|Posted on November 17, 2011 at 7:00 AM|
Antitrust attorney David Boies, who is leading the players’ suit, wants the owners to negotiate a new labor deal through him.
For several reasons, it won’t be easy to get the owners to move quickly toward re-engaging the new leadership of the players. Many owners believed Stern had gone too far with the league’s final proposal to the union and were privately wishing for the players to reject the offer so they could thrust upon the players a far more rigid “reset” deal.
Also, Stern and many owners have such a visceral and personal disdain for players attorney Jeffrey Kessler, whom they blame for the breakdown in talks and eventual move toward the “disclaimer of interest” filing. Kessler drew the ire of Stern and the owners for saying the owners were treating the players like “plantation workers” in an interview with The Washington Post – a comment for which Kessler later apologized. Stern responded by saying Kessler “has been the single most divisive force in our negotiations” and by calling Kessler’s conduct “routinely despicable.”

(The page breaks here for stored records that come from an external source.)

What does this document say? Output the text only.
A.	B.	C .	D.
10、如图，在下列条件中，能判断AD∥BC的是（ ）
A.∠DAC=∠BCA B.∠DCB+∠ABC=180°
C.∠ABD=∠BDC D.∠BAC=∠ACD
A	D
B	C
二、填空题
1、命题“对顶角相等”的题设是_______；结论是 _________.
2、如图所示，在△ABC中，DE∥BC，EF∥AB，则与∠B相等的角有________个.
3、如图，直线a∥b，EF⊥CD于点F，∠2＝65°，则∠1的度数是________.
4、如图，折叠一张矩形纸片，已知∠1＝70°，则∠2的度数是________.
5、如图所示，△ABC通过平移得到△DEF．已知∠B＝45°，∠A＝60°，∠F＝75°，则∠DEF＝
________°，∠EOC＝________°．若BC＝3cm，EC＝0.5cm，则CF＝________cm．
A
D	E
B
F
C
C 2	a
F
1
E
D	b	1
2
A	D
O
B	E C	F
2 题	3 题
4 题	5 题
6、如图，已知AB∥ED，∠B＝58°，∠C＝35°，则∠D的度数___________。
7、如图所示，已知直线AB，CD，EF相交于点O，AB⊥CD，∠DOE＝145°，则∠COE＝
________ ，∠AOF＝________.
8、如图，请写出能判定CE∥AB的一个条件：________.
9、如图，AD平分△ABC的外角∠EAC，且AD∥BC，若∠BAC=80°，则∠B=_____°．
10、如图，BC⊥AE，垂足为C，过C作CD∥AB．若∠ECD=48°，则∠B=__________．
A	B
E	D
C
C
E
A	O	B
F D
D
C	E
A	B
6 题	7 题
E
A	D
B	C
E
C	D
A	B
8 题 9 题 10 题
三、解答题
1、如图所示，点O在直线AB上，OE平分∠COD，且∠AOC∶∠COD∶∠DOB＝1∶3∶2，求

The owners I'm sure wanted the players to reject the deal. Most of the owners are in the business of not being owners of basketball teams. Yes they own their teams,but truly they act like it's an actual industry that you tear apart,and bleed it dry of all resources. I think some of the owners should face a board. Why not question them? Should they own teams at all? Take it to the owners. I want the players to play hardball at this point. They need to keep a clear mind,and goal from here on out.